Eli Lilly and Company (LLY) on Thursday said it would not seek approval for edivoxetine, an experimental drug to treat major depression, after it failed to meet its primary endpoint in three late-stage trials.
LY2216684 (edivoxetine) was designed to inhibit the reuptake of norepinephrine. It was being studied as an add-on therapy for major depressive disorder and as a monotherapy for pediatric attention deficit hyperactivity disorder (ADHD). The setback is a disappointment as LLY has had long success in the market for psychiatric drugs, especially because the setback leaves Lilly without any new psychiatric drugs in its late-stage pipeline. The most advanced depression drug in LLY’s pipeline is LY2940094, a NOC-1 antagonist, currently in phase 2 trials.
Lilly lost patent protection for its largest-selling drug, Zyprexa, an atypical antipsychotic in 2012, and sales dropped over 80%. That left Cymbalta, a seratonin-norepinephrine reuptake inhibitor (SNRI) for depression, as Lilly’s best-selling drug, with just over $5 billion in sales. Cymbalta’s primary competition in the depression market is Pfizer’s now-generic Effexor, the first drug in the SNRI class. The primary benefit of Cymbalta over Effexor was that it did not require patients to titrate (slowly increase dosages) to get to a therapeutic dose; however, Cymbalta never really succeeded as a depression drug. A significant portion of Cymbalta prescriptions are for nerve pain (neuropathy).
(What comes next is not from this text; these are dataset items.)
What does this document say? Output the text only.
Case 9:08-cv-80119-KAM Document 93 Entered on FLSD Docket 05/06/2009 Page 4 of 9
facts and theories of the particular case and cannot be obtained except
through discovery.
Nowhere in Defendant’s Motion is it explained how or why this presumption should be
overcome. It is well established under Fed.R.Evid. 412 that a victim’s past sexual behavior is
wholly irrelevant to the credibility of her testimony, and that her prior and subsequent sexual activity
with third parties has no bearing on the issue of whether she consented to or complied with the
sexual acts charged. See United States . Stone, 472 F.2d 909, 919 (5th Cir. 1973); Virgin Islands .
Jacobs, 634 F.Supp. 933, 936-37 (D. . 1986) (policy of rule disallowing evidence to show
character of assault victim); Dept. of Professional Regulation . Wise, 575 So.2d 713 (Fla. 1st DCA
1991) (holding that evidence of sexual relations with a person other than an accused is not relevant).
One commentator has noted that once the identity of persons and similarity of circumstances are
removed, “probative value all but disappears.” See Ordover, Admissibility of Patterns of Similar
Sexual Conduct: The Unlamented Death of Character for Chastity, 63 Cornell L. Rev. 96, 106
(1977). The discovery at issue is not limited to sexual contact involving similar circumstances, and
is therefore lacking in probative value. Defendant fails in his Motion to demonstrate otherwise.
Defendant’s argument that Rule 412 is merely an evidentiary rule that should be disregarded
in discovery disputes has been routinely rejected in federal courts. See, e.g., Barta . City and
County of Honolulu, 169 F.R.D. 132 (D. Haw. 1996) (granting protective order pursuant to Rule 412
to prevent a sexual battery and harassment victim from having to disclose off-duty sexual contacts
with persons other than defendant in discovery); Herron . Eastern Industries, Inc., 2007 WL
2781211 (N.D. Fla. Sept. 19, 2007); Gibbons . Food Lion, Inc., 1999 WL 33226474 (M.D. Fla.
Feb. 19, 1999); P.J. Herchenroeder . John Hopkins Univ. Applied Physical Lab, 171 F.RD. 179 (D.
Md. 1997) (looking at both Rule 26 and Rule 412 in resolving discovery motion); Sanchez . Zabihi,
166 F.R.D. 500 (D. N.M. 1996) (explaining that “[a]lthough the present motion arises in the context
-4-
The failure is another setback for new depression drugs which have generally failed to find a new mechanism since the introduction of the SNRI’s in 1993. Vilbryd, made by Forest Lab’s (FRX) and introduced in 2011, is the last new depression drug introduced into the U.S. Vilbryd, however, carries a black box warning and has not been highly successful, with annual sales of less than $200 million.